Elí fue profeta durante 40 años y tenía dos hijos. Él conocía bien la Voluntad de Dios, pero conocía también los errores de sus hijos. Ellos despreciaban a Dios tocando las ofrendas y los sacrificios del pueblo, y eso era un pecado muy grave ante los ojos de Dios.
Además de eso, vivían en la prostitución, comprometiendo, así, la Salvación de muchas personas, por causa del pésimo testimonio que daban. Elí los reprendió, pero solamente de manera superficial.
Con la autoridad de profeta y de padre, Elí debería haber colocado el dedo en la herida de ellos, condenando el robo, la prostitución, el mal testimonio y alertándolos de que, si seguían estas prácticas, iban a ser llevados al infierno.

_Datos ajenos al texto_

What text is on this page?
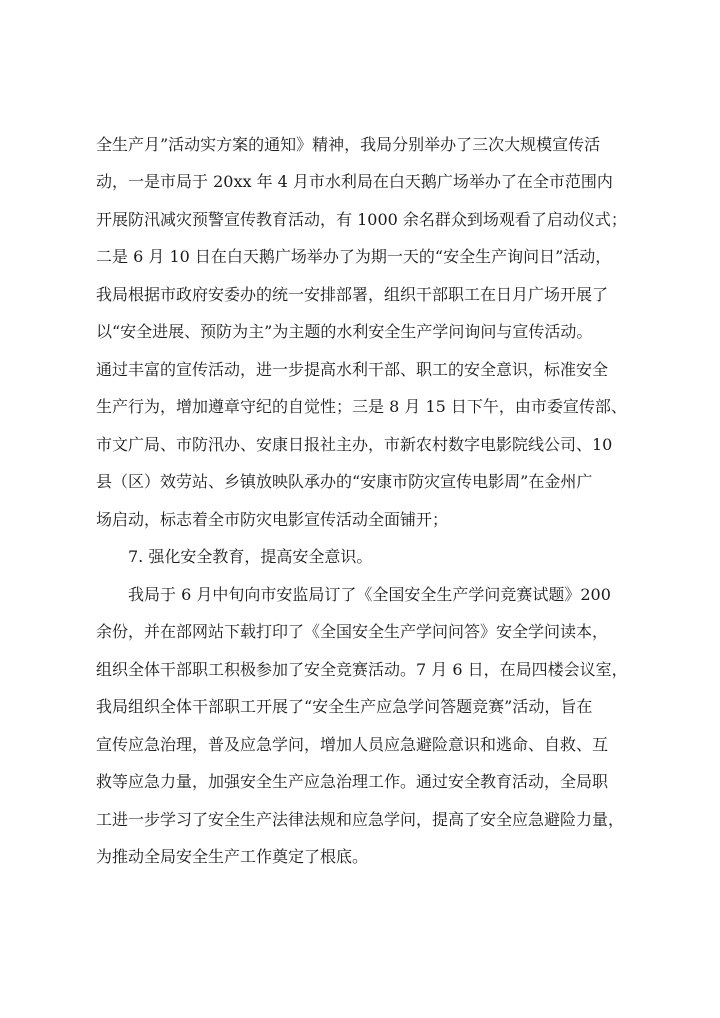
全生产月”活动实方案的通知》精神，我局分别举办了三次大规模宣传活
动，一是市局于 20xx 年 4 月市水利局在白天鹅广场举办了在全市范围内
开展防汛减灾预警宣传教育活动，有 1000 余名群众到场观看了启动仪式；
二是 6 月 10 日在白天鹅广场举办了为期一天的“安全生产询问日”活动，
我局根据市政府安委办的统一安排部署，组织干部职工在日月广场开展了
以“安全进展、预防为主”为主题的水利安全生产学问询问与宣传活动。
通过丰富的宣传活动，进一步提高水利干部、职工的安全意识，标准安全
生产行为，增加遵章守纪的自觉性；三是 8 月 15 日下午，由市委宣传部、
市文广局、市防汛办、安康日报社主办，市新农村数字电影院线公司、10
县（区）效劳站、乡镇放映队承办的“安康市防灾宣传电影周”在金州广
场启动，标志着全市防灾电影宣传活动全面铺开；
　　7. 强化安全教育，提高安全意识。
　　我局于 6 月中旬向市安监局订了《全国安全生产学问竞赛试题》200
余份，并在部网站下载打印了《全国安全生产学问问答》安全学问读本，
组织全体干部职工积极参加了安全竞赛活动。7 月 6 日，在局四楼会议室，
我局组织全体干部职工开展了“安全生产应急学问答题竞赛”活动，旨在
宣传应急治理，普及应急学问，增加人员应急避险意识和逃命、自救、互
救等应急力量，加强安全生产应急治理工作。通过安全教育活动，全局职
工进一步学习了安全生产法律法规和应急学问，提高了安全应急避险力量，
为推动全局安全生产工作奠定了根底。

Muchos predicadores hablan también de manera superficial, con miedo de perder miembros. Trabajan solamente para ganar a las personas para la iglesia y no para ganarlas para el Reino de los Cielos.
En el caso de los hijos de Elí, la situación duró hasta la llegada de un hombre de Dios. Elí era profeta, pero hubo necesidad de que viniera un hombre de Dios para que hablara la verdad que el profeta ya conocía muy bien.
Por eso, por intermedio de Su siervo, Dios condenó las actitudes de los hijos de Elí. Pues no aceptaba que Elí honrara más a sus hijos que a Él.
Una de las características del hombre de Dios es hablar la verdad, cueste lo que cueste, le duela a quien le duela. Ese hombre de Dios hizo lo que el profeta no había hecho, colocó el dedo en la herida. Habló la verdad sin vueltas.
“… porque Yo honraré a los que Me honran, y los que Me desprecian serán tenidos en poco.”, (1 Samuel 2:30).
Honramos a Dios no con palabras, sino con actitudes, con nuestro carácter, cuando vivimos en la verdad.
Honramos a Dios cuando Él es el Primero en nuestras vidas. Honramos a Dios cuando desagradamos a todos, incluso a nosotros mismos, solo para agradarlo.
Resultado de todo eso: los hijos de Elí murieron y él también.
Murieron los indisciplinados y también aquel que no los disciplinó.